Since school achievement depends to a great extent on cognitive functions [18], the aim of the present study was to contribute to the literature on paediatric rheumatoid disease by investigating the neuropsychological profile of JIA patients, in order to assess their potential academic achievement. In this respect, it has been shown that inclusive education is both academically and socially more complicated for children with JIA, resulting in a higher rate of failure than among their peers [19]. While the drop in academic results was first attributed to psychosocial factors due to the burden of chronic illness [20], very few studies have examined the real abilities of these students to succeed at school. To fill this gap, we assessed whether the neuropsychological functioning and academic skills children with JIA differ from those of the general population. For a comprehensive assessment, we explored six domains: general intellectual efficiency (i.e., logical reasoning), attention and executive functions (i.e., cognitive adaptive capacity), language functions (i.e., ability to understand and produce language), implicit and explicit memory (i.e., ability to encode, store and retrieve information in memory, and this, when the instruction is stated explicitly or not), verbal and nonverbal learning (i.e., learning words or figures), visual-spatial treatments (i.e., speed and quality of visuospatial information processing) and social cognition (i.e., ability to put oneself in the others’ shoes). Mathematics and reading tests were used to estimate the academic capacities of the children with JIA.


The study was pre-registered on Open Science Framework and all data are available on the following link:


Twenty-one patients with JIA who met international classification criteria [21] were recruited. The participants with JIA were 16 girls and 5 boys, aged 6 to 17 (M = 11.01, SD = 3.30). Their performance in cognitive tasks was compared to that of 21 control participants with mean age of 10.9 years (SD = 3.11), who were the real classmates of the JIA patients, matched in gender, chronological age, socioeconomic status and academic level (Table 1). The socioeconomic status of the children was calculated according to the SEPI (Socio-Economic Position Index) [22], which accounts for the age, education level and professional category of the parent with the highest score. The mean disease duration of the patients was 4.82 years (SD = 2.69, range, 1.08 to 10.75 years). At the time of the experiment, 16 patients had an active disease, five were in remission, and all were on medication (i.e., antimetabolites and/or biological agents).
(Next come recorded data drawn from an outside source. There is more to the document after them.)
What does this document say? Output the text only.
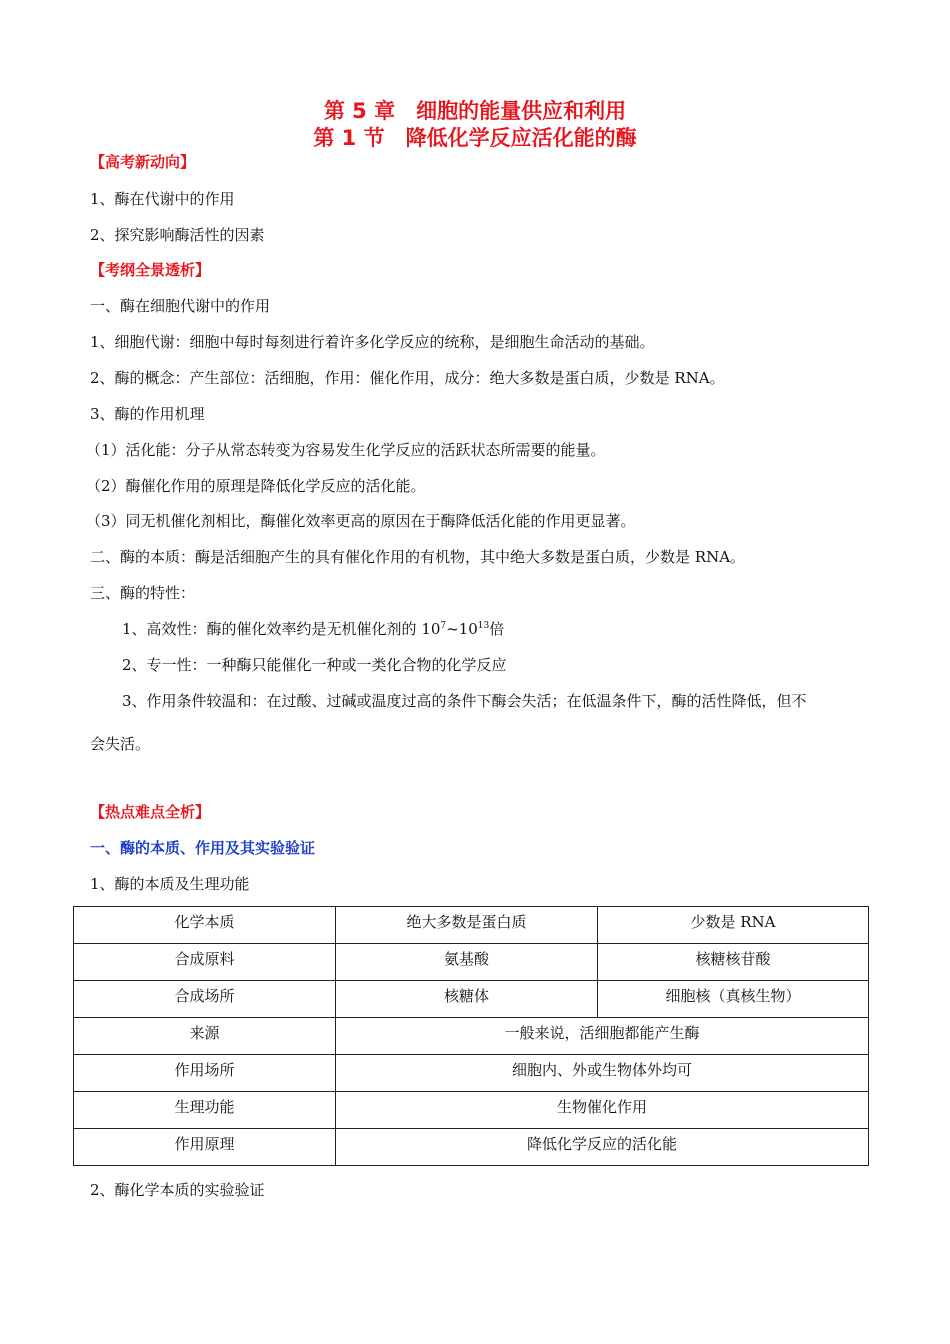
第 5 章　细胞的能量供应和利用
第 1 节　降低化学反应活化能的酶
【高考新动向】
1、酶在代谢中的作用
2、探究影响酶活性的因素
【考纲全景透析】
一、酶在细胞代谢中的作用
1、细胞代谢：细胞中每时每刻进行着许多化学反应的统称，是细胞生命活动的基础。
2、酶的概念：产生部位：活细胞，作用：催化作用，成分：绝大多数是蛋白质，少数是 RNA。
3、酶的作用机理
（1）活化能：分子从常态转变为容易发生化学反应的活跃状态所需要的能量。
（2）酶催化作用的原理是降低化学反应的活化能。
（3）同无机催化剂相比，酶催化效率更高的原因在于酶降低活化能的作用更显著。
二、酶的本质：酶是活细胞产生的具有催化作用的有机物，其中绝大多数是蛋白质，少数是 RNA。
三、酶的特性：
1、高效性：酶的催化效率约是无机催化剂的 $10^7\sim 10^{13}$倍
2、专一性：一种酶只能催化一种或一类化合物的化学反应
3、作用条件较温和：在过酸、过碱或温度过高的条件下酶会失活；在低温条件下，酶的活性降低，但不
会失活。
【热点难点全析】
一、酶的本质、作用及其实验验证
1、酶的本质及生理功能
化学本质	绝大多数是蛋白质	少数是 RNA
合成原料	氨基酸	核糖核苷酸
合成场所	核糖体	细胞核（真核生物）
来源	一般来说，活细胞都能产生酶	
作用场所	细胞内、外或生物体外均可	
生理功能	生物催化作用	
作用原理	降低化学反应的活化能	
2、酶化学本质的实验验证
The exclusion criteria were left-handedness and history of neurological deficits (e.g., stroke, head trauma).

Table 1 Demographic and clinical characteristics of the participants

Procedure and study design

Data were collected all over France. The experiment took place at the patient’s family home in a quiet room and lasted about 2 h. The children with JIA and the controls performed the experiment on the same day, one child in the morning and the second child in the afternoon, in a counterbalanced way. The two groups of participants used the identical battery of tests. The test involved a general assessment of the cognitive functions and an estimation of their academic achievement. The neuropsychological functioning was evaluated through a series of cognitive tasks divided into three domains: (1) the assessment of intellectual efficiency from the Raven’s Progressive Matrices [23], (2) the general battery of the NEPSY-II [24] was used to cover the main cognitive functions, and subtests of social cognition abilities; (3) an assessment of implicit memory (adapted verbal [25] and nonverbal [26] tasks). To complete the examination of the cognitive profile, academic performance was assessed through standardized tests: a reading task (Alouette’s test) [27] and a math task (Arithmetic subtest from WISC V) [28]. Potential interference between the different cognitive tasks was controlled by imposing a precise order of tasks.

Experimental material

The tests used and their correspondence to the different cognitive processes are summarised in Table 2.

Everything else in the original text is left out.